Best to you and Mrs. Che,
Teri
Kavanaugh is a nasty piece of work, no doubt, but he isn't as nasty as some who've served on the High Court (Scalia among others), at least not yet. The way he's going, though, he's bound to get there. I don't know what it is about our rulers, but they tend to want the meanest, nastiest sumbitches on the bench, except of course when it comes to their own misdeeds. The courts in this country are outrageously corrupt.
DeleteThat said, I really do hope some lessons were learned from this spectacle. The litany of reasons not to confirm Little Mister Temper Tantrum were right out front, and they could have been hammered relentlessly and tied around the R's necks like rotting meat, but noooo.
It seemed to me that it was all nicely pre-scripted and arranged, there would be mention of but only token opposition to his atrocious record, his ignorance and contempt of the law, his nonsense decisions and dissents, yadda yadda, because "comity" or something, I don't know. He was meant to sail through.
And then -- somehow -- the teenage sexual assault and drunkenness accusations got out. And all holy hell was unleashed for obvious reasons. This "choirboy"... weren't.
But until then it didn't matter, and now it doesn't seem to matter either. Yes, Kavanaugh is spoiled goods, but Kagan hired him at Hahvahd and apparently thinks the world of him, and the rest of the Supremes know him well, and are fine with him sitting amongst them. He clearly sucks up to them, one and all.

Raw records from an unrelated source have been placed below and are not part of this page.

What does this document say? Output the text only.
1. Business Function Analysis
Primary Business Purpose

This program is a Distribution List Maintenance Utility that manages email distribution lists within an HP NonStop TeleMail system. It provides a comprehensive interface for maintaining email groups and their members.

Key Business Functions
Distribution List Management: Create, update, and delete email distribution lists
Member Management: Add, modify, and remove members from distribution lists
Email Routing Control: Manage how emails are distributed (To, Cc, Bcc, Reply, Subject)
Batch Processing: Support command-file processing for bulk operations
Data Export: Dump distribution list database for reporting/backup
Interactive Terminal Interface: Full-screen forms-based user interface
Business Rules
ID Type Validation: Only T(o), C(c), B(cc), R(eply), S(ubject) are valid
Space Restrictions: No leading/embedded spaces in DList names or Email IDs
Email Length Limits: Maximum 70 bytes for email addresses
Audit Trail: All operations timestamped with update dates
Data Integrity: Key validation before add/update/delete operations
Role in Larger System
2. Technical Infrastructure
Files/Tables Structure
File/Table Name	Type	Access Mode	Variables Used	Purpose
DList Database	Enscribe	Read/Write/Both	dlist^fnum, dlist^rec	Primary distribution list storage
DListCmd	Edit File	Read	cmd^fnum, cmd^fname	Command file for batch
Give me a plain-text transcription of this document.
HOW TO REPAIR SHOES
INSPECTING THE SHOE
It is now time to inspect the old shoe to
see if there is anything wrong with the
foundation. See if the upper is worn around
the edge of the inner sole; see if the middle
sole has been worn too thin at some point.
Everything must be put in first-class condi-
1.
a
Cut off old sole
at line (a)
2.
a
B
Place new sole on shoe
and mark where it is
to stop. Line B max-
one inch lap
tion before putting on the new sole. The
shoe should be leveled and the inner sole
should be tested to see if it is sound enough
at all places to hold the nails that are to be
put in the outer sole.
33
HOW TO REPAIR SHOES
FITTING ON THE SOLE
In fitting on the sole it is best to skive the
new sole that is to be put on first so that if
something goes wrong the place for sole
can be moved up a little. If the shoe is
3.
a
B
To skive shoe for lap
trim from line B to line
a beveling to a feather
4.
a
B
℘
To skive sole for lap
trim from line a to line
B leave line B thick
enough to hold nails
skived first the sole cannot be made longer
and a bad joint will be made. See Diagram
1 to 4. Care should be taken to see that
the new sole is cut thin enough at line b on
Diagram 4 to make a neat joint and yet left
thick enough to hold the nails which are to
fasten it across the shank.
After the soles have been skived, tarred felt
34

The question for me is what they will do as a body, and what we the Rabble are prepared to do about it. They're hoping we'll just sit down and shut up, but I'm not so sure it will happen this time.
Oh, as for Senate Rules, it's really a muddle. So far as I can tell, the Rules are whatever the Majority can get away with. Typically there are not 100 senators in attendance. They usually fall short by two, three, four or five, and so a majority vote is of those in attendance, or more usually by Unanimous Consent, which is nothing of the kind, but oh well.
Murkowski's excuse for voting "present" was just silly ass-covering. But it was also about that precious comity. Nothing is ultimately more important, I guess.
I better stop before I drown in my cynicism.
Best to you and yours, too! (Love your artwork btw.)
Just wanted to thank you for the comment about my artwork. I don't see so well any more, so it isn't the enjoyable hobby I had hoped for as I age.